Thursday, March 11, 2010

Chicago students walkout to protest sports cuts



By John Bachtell
CHICAGO – Hundreds of high school students walked out of classes across the city March 10 to protest elimination of junior varsity sports programs. Chicago Public Schools (CPS) announced last week cuts to all sophomore teams for Spring sports, including softball, baseball and soccer.

CPS is in a severe fiscal crisis and trying to close a $500 million budget deficit that is expected to grow to $1 billion next year. By cutting sophomore sports programs, CPS expects to save approximately $1 million.

Last week CPS CEO Ron Huberman also called on the Chicago Teachers Union to reopen its contract and make big concessions. He demanded either reduced pension contributions, rescinding of a scheduled pay hike or larger class sizes, which would mean 600 teacher layoffs. In essence, teachers are being pitted against their students.

Students from Little Village-Lawndale High School were having none of it. They walked out of classes and stood on all four corners of 31st and S. Kostner near the school, urging drivers to honk in support.

Several of the students angrily criticized the nation’s spending priorities, which they said were shortsighted and harmful to the nation’s youth.

“The government should have enough funding for all schools,” said Itzel, a junior. “It shouldn’t just appear out of nowhere.”

“Please don’t take away what many have achieved. Bring back our funding. You’ve got hundreds of millions for war and can’t spend $1.4 million on sports programs. That’s bad government,” said Carlos Cuevas, a sophomore who participates in football, basketball and baseball.

“They’re wasting a lot of money on wars,” said Jassel Curiel, a freshman swimmer. “Our soldiers are dying. Instead of wasting that money sending soldiers there to die, they could spend it here on sports.”

“Why does the government want to cut these programs when they are wasting $21 million per mile to build a (US-Mexico border) wall. Why do they have to hurt the kids?” asked Leonardo Sanchez. He says his volleyball program is being eliminated.



Illinois is experiencing a $13 billion deficit and approaching meltdown. In his budget address to the state legislature March 9, Gov. Quinn proposed slashing education spending by $1.3 billion. To prevent the cuts he also called upon the state legislature to pass an increase in the personal income and corporate tax rate from 3% to 4%. The Governor dropped an earlier proposal to shield low income and poor taxpayers with an increase in the earned income tax credit.

The Responsible Budget Coalition, which represents many unions, community organizations, and service agencies across the state maintain the governor’s proposal will not come close to filling the budget gap.
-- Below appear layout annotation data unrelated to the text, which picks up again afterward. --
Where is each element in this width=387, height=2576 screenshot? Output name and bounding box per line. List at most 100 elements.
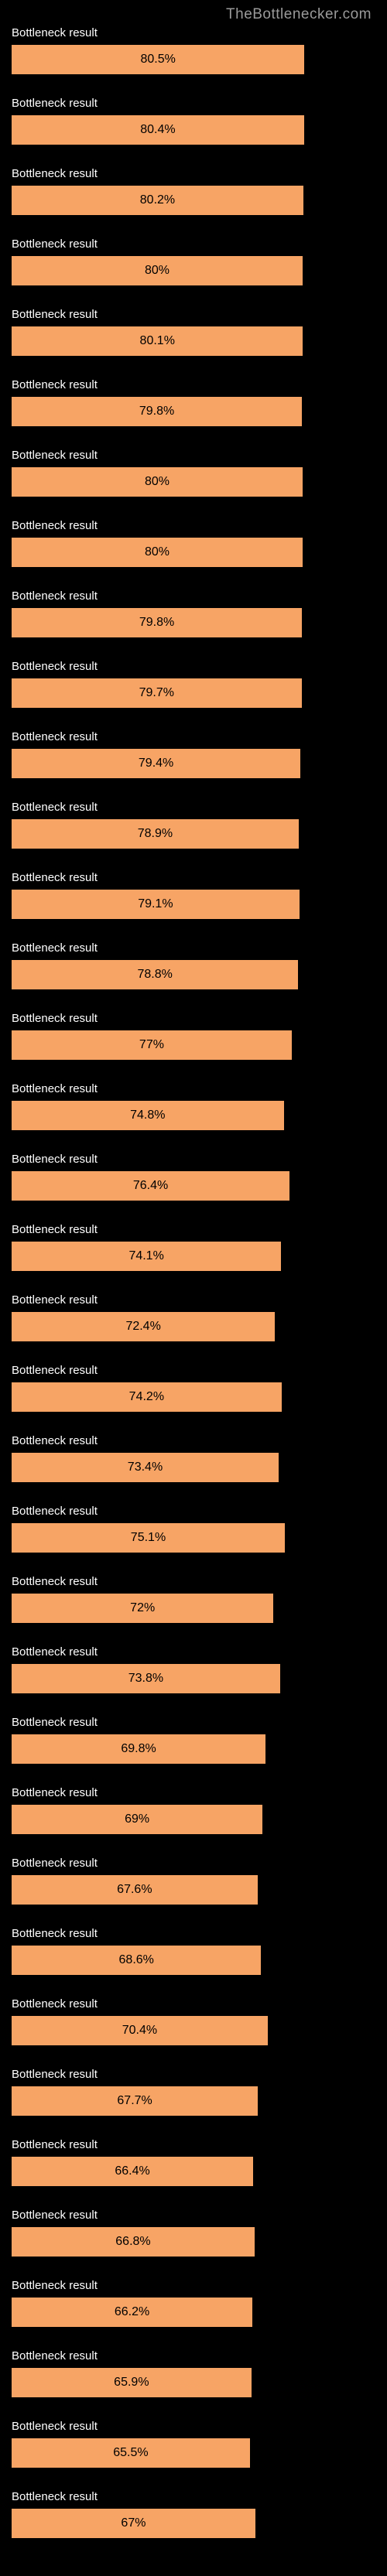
bar-value: 79.8% xyxy=(139,616,174,630)
chart-row: Bottleneck result 70.4% xyxy=(12,1997,375,2045)
bar: 80% xyxy=(12,467,303,497)
bar: 66.2% xyxy=(12,2298,252,2327)
bar-wrapper: 79.4% xyxy=(12,749,375,778)
bar: 67.6% xyxy=(12,1875,258,1905)
bar: 69% xyxy=(12,1805,262,1834)
bar-wrapper: 80.4% xyxy=(12,115,375,145)
chart-row: Bottleneck result 74.2% xyxy=(12,1364,375,1412)
bottleneck-chart: Bottleneck result80.5%Bottleneck result8… xyxy=(0,26,387,2576)
bar-value: 77% xyxy=(139,1038,164,1052)
bar-wrapper: 67.7% xyxy=(12,2086,375,2116)
bar-label: Bottleneck result xyxy=(12,1997,375,2011)
bar-value: 66.4% xyxy=(115,2164,149,2178)
bar-value: 79.7% xyxy=(139,686,174,700)
chart-row: Bottleneck result68.6% xyxy=(12,1927,375,1975)
bar-label: Bottleneck result xyxy=(12,2490,375,2503)
bar-label: Bottleneck result xyxy=(12,1857,375,1870)
chart-row: Bottleneck result 75.1% xyxy=(12,1505,375,1553)
bar-label: Bottleneck result xyxy=(12,167,375,180)
bar-wrapper: 66.8% xyxy=(12,2227,375,2257)
chart-row: Bottleneck result 80.2% xyxy=(12,167,375,215)
bar-wrapper: 72.4% xyxy=(12,1312,375,1341)
chart-row: Bottleneck result79.8% xyxy=(12,378,375,426)
bar-wrapper: 74.2% xyxy=(12,1382,375,1412)
bar-label: Bottleneck result xyxy=(12,730,375,743)
bar-wrapper: 69.8% xyxy=(12,1734,375,1764)
bar: 72.4% xyxy=(12,1312,275,1341)
bar-label: Bottleneck result xyxy=(12,1505,375,1518)
chart-row: Bottleneck result80% xyxy=(12,449,375,497)
chart-row: Bottleneck result 73.8% xyxy=(12,1645,375,1693)
bar: 69.8% xyxy=(12,1734,265,1764)
bar-value: 79.8% xyxy=(139,405,174,419)
bar-value: 80% xyxy=(145,264,170,278)
chart-row: Bottleneck result69.8% xyxy=(12,1716,375,1764)
bar-label: Bottleneck result xyxy=(12,97,375,110)
chart-row: Bottleneck result72% xyxy=(12,1575,375,1623)
bar: 75.1% xyxy=(12,1523,285,1553)
chart-row: Bottleneck result80% xyxy=(12,237,375,285)
bar-label: Bottleneck result xyxy=(12,26,375,39)
bar-label: Bottleneck result xyxy=(12,1434,375,1447)
bar-wrapper: 65.5% xyxy=(12,2438,375,2468)
bar-label: Bottleneck result xyxy=(12,1575,375,1588)
bar-wrapper: 80.1% xyxy=(12,326,375,356)
bar-value: 74.2% xyxy=(129,1390,164,1404)
bar-wrapper: 78.9% xyxy=(12,819,375,849)
bar-label: Bottleneck result xyxy=(12,2279,375,2292)
bar-wrapper: 66.4% xyxy=(12,2157,375,2186)
bar-value: 74.1% xyxy=(128,1249,163,1263)
bar-label: Bottleneck result xyxy=(12,1645,375,1659)
bar-label: Bottleneck result xyxy=(12,801,375,814)
chart-row: Bottleneck result 67% xyxy=(12,2490,375,2538)
bar: 79.1% xyxy=(12,890,300,919)
bar: 74.8% xyxy=(12,1101,284,1130)
bar: 78.9% xyxy=(12,819,299,849)
bar-wrapper: 79.7% xyxy=(12,678,375,708)
chart-row: Bottleneck result 65.9% xyxy=(12,2349,375,2397)
chart-row: Bottleneck result 77% xyxy=(12,1012,375,1060)
chart-row: Bottleneck result80.5% xyxy=(12,26,375,74)
chart-row: Bottleneck result67.7% xyxy=(12,2068,375,2116)
bar: 80.4% xyxy=(12,115,304,145)
bar: 79.7% xyxy=(12,678,302,708)
bar-value: 66.2% xyxy=(115,2305,149,2319)
bar-wrapper: 76.4% xyxy=(12,1171,375,1201)
bar: 79.4% xyxy=(12,749,300,778)
bar: 66.4% xyxy=(12,2157,253,2186)
chart-row: Bottleneck result 79.7% xyxy=(12,660,375,708)
bar-wrapper: 66.2% xyxy=(12,2298,375,2327)
bar: 70.4% xyxy=(12,2016,268,2045)
bar: 80.2% xyxy=(12,186,303,215)
bar-value: 73.8% xyxy=(128,1672,163,1686)
bar-label: Bottleneck result xyxy=(12,1293,375,1307)
bar-wrapper: 74.8% xyxy=(12,1101,375,1130)
bar-wrapper: 67% xyxy=(12,2509,375,2538)
bar-value: 76.4% xyxy=(133,1179,168,1193)
bar-value: 78.9% xyxy=(138,827,173,841)
bar-label: Bottleneck result xyxy=(12,941,375,955)
bar-label: Bottleneck result xyxy=(12,1082,375,1095)
bar-wrapper: 79.8% xyxy=(12,608,375,637)
bar-value: 79.4% xyxy=(139,757,173,770)
bar-wrapper: 65.9% xyxy=(12,2368,375,2397)
bar: 68.6% xyxy=(12,1946,261,1975)
bar-label: Bottleneck result xyxy=(12,660,375,673)
bar-value: 65.9% xyxy=(114,2376,149,2390)
bar-label: Bottleneck result xyxy=(12,1012,375,1025)
bar-label: Bottleneck result xyxy=(12,1364,375,1377)
bar-label: Bottleneck result xyxy=(12,1153,375,1166)
bar-label: Bottleneck result xyxy=(12,2138,375,2151)
chart-row: Bottleneck result 66.4% xyxy=(12,2138,375,2186)
bar-wrapper: 80% xyxy=(12,538,375,567)
bar-label: Bottleneck result xyxy=(12,871,375,884)
bar-wrapper: 73.4% xyxy=(12,1453,375,1482)
chart-row: Bottleneck result66.8% xyxy=(12,2209,375,2257)
bar: 73.8% xyxy=(12,1664,280,1693)
bar-value: 80.4% xyxy=(140,123,175,137)
bar-label: Bottleneck result xyxy=(12,2349,375,2362)
bar-value: 78.8% xyxy=(137,968,172,982)
bar: 65.9% xyxy=(12,2368,252,2397)
bar-value: 75.1% xyxy=(131,1531,166,1545)
site-title: TheBottlenecker.com xyxy=(226,6,372,22)
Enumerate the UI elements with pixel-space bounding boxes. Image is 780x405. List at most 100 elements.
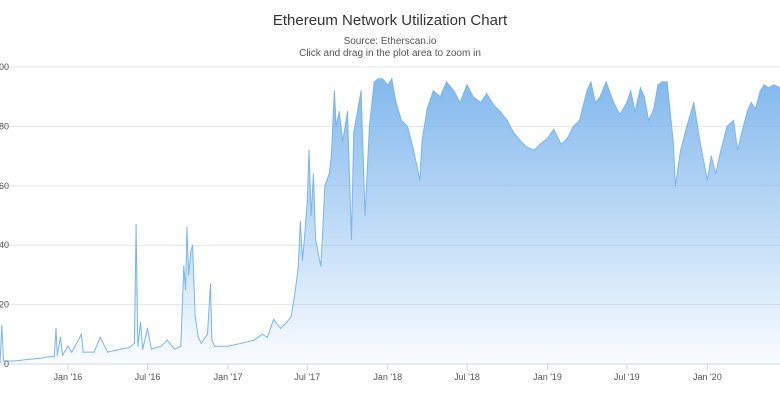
- data-point: [364, 214, 366, 217]
- data-point: [590, 81, 592, 83]
- data-point: [720, 149, 722, 151]
- data-point: [493, 105, 495, 107]
- x-tick-label: Jan '19: [533, 372, 562, 382]
- data-point: [150, 348, 152, 350]
- data-point: [733, 119, 735, 122]
- data-point: [320, 265, 322, 267]
- data-point: [0, 361, 1, 364]
- data-point: [432, 90, 434, 92]
- data-point: [453, 90, 455, 92]
- data-point: [312, 173, 314, 175]
- data-point: [605, 81, 607, 83]
- data-point: [335, 125, 337, 127]
- data-point: [599, 96, 601, 98]
- x-tick-label: Jan '17: [214, 372, 243, 382]
- data-point: [2, 360, 5, 362]
- data-point: [726, 125, 728, 127]
- data-point: [99, 336, 101, 338]
- data-point: [426, 108, 428, 110]
- data-point: [27, 358, 29, 361]
- data-point: [326, 179, 328, 181]
- data-point: [512, 131, 515, 133]
- data-point: [736, 149, 739, 151]
- data-point: [699, 140, 701, 142]
- x-tick-label: Jul '17: [294, 372, 320, 382]
- data-point: [653, 108, 655, 110]
- data-point: [693, 102, 695, 104]
- data-point: [273, 318, 275, 320]
- data-point: [280, 327, 282, 329]
- data-point: [439, 96, 441, 98]
- data-point: [547, 137, 549, 139]
- data-point: [213, 345, 216, 347]
- data-point: [299, 220, 301, 222]
- data-point: [533, 149, 535, 151]
- data-point: [322, 232, 324, 234]
- data-point: [578, 119, 581, 122]
- data-point: [107, 351, 109, 353]
- data-point: [768, 87, 770, 89]
- data-point: [227, 345, 229, 347]
- data-point: [80, 333, 82, 335]
- data-point: [741, 131, 743, 133]
- data-point: [55, 327, 57, 329]
- data-point: [200, 342, 202, 344]
- data-point: [400, 119, 402, 122]
- data-point: [560, 143, 562, 145]
- data-point: [133, 342, 135, 344]
- data-point: [421, 140, 423, 142]
- y-tick-label: 40: [0, 240, 9, 250]
- data-point: [266, 336, 268, 338]
- data-point: [1, 324, 3, 326]
- data-point: [759, 90, 761, 92]
- data-point: [137, 345, 139, 347]
- data-point: [128, 347, 130, 349]
- chart-title: Ethereum Network Utilization Chart: [272, 12, 508, 29]
- data-point: [261, 333, 263, 335]
- data-point: [306, 200, 308, 202]
- data-point: [613, 102, 615, 104]
- data-point: [680, 149, 682, 151]
- data-point: [40, 357, 42, 359]
- data-point: [413, 149, 415, 151]
- data-point: [48, 356, 51, 358]
- data-point: [395, 102, 397, 104]
- data-point: [754, 108, 757, 110]
- data-point: [373, 81, 375, 83]
- data-point: [310, 214, 312, 217]
- data-point: [330, 155, 332, 157]
- data-point: [539, 143, 541, 145]
- data-point: [639, 87, 642, 89]
- data-point: [185, 289, 187, 291]
- data-point: [317, 250, 319, 252]
- data-point: [206, 333, 209, 335]
- data-point: [71, 351, 73, 353]
- y-tick-label: 0: [4, 359, 9, 369]
- data-point: [180, 345, 182, 347]
- data-point: [706, 179, 708, 181]
- data-point: [586, 90, 588, 92]
- data-point: [661, 81, 663, 83]
- y-tick-label: 100: [0, 62, 9, 72]
- data-point: [324, 185, 326, 187]
- data-point: [194, 315, 196, 318]
- data-point: [308, 149, 310, 151]
- data-point: [301, 259, 304, 261]
- data-point: [368, 125, 370, 127]
- data-point: [520, 140, 522, 142]
- x-tick-label: Jan '18: [373, 372, 402, 382]
- data-point: [188, 274, 190, 276]
- data-point: [445, 81, 448, 83]
- data-point: [346, 111, 349, 113]
- data-point: [142, 348, 144, 350]
- data-point: [391, 78, 393, 80]
- data-point: [566, 137, 568, 139]
- data-point: [686, 125, 688, 127]
- data-point: [763, 84, 765, 86]
- data-point: [746, 111, 748, 113]
- data-point: [290, 315, 292, 318]
- x-tick-label: Jan '16: [53, 372, 82, 382]
- data-point: [630, 90, 632, 92]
In a statement, the Coalition said, "(We) believe the best and fairest way to adequately fund all our essential priorities--not just education but health care, human services, public safety and more--is through comprehensive tax reform like House Bill 174.

"(This) increase falls far short of the comprehensive tax reform that's needed. It is an invitation to put off real solutions yet again,” the statement said.

Others believe HB 174 will not result in a true progressive income tax and in any case will leave the state far short of needed revenues.